The current implementation overwrites the MTP loss value in the total_loss_dict
at each step. Consequently, only the loss from the specific iteration that triggers the logging event is stored. This single loss value is then incorrectly divided by log_interval
, resulting in a reported MTP loss that is artificially low and does not reflect the true average loss over the interval.
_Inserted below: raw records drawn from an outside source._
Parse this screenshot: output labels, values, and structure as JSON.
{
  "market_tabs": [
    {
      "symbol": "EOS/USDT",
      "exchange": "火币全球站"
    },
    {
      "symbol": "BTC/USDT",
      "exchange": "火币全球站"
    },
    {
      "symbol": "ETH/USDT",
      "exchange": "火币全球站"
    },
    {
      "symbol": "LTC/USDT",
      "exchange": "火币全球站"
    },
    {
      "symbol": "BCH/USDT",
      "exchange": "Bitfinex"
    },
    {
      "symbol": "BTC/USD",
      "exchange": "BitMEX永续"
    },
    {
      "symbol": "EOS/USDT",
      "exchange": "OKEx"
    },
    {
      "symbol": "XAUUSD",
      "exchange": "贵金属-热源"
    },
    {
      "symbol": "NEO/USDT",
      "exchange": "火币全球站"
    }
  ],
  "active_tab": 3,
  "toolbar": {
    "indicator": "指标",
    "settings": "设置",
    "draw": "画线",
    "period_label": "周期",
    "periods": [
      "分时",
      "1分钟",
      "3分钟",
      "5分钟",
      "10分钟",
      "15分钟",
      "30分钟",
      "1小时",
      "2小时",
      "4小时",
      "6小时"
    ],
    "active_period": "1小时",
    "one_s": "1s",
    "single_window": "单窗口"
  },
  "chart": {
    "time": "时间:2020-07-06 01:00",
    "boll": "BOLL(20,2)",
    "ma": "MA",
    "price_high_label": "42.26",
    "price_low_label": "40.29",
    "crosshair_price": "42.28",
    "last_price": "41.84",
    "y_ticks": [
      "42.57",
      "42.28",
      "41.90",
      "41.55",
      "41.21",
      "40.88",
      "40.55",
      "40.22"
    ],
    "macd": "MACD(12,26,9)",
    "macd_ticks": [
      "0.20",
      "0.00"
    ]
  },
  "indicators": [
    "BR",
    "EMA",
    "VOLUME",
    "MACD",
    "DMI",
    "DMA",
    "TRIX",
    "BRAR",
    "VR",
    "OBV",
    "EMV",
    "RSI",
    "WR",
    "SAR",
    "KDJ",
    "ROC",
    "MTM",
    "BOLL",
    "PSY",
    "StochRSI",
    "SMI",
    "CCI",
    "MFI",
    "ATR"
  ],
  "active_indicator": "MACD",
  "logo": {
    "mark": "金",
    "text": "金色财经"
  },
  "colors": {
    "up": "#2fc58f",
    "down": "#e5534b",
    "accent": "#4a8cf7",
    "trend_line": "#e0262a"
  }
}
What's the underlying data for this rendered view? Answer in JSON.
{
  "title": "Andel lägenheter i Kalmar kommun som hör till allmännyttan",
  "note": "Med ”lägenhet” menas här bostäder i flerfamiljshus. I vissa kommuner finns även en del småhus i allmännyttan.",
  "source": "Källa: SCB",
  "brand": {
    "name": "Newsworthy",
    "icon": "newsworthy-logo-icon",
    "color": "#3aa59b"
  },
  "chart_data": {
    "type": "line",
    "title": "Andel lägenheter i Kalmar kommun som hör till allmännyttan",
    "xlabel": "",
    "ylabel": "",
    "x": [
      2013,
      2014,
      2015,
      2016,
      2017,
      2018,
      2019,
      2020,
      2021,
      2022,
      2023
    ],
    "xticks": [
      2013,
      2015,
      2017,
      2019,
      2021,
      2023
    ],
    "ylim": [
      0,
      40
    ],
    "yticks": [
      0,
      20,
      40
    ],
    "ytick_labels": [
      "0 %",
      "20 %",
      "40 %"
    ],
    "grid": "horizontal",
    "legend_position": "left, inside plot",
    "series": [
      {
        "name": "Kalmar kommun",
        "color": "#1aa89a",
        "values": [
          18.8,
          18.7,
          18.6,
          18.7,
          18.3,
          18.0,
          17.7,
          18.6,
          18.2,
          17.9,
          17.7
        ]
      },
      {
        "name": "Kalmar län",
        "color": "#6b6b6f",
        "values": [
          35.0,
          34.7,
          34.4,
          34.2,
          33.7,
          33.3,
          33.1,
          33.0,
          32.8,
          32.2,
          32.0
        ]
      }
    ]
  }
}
For example, with log_interval=10
, the value logged at step 10 is effectively loss_from_step_10 / 10
instead of the correct (sum_of_losses_from_steps_1_to_10) / 10
.
To Reproduce
Steps to reproduce the behavior:
- Enable Multi-Token Prediction by setting the
--mtp-num-layers
argument to a value greater than 0 (e.g.,--mtp-num-layers 2
). - Set the logging interval to be greater than 1 (e.g.,
--log-interval 10
or--log-interval 100
). - Run training.
- Observe the logged loss values for MTP (e.g.,
'mtp_1 loss'
,'mtp_2 loss'
, etc.). The reported values will be significantly smaller than their expected true average.
Expected behavior
The MTP loss should be accumulated across all steps within a given log_interval
. The logged value should represent the true average MTP loss over that period, allowing for accurate monitoring of the training process.
Stack trace/logs
Not applicable, as this is a silent numerical error in logging, not a crash.
However, a comparison of log outputs illustrates the issue:
Observed Log (with log_interval=10
and an assumed true average loss of ~1.0):
'mtp_1 loss': 0.1
(This is roughly loss_from_step_10 / 10
)
Expected Log:
'mtp_1 loss': 1
(This would be the correct average over 10 steps)
Environment (please complete the following information):
- Megatron-LM commit ID:
3a2a972d9ffd5cee534b761f0803ea1b07389d2f
- Docker version:
nvcr.io/nvidia/pytorch:25.04-py3
Proposed fix
The issue can be resolved by changing the direct assignment of the MTP loss in total_loss_dict
to a conditional accumulation. This ensures that the loss from every step in the interval is summed up before averaging.
I have submitted a Pull Request with the proposed fix: #1684
Additional context
This is purely a logging/monitoring bug. It does not affect the actual model gradients, weight updates, or the main training loss. However, it provides a misleadingly optimistic view of the MTP loss, which can hinder proper model analysis and debugging.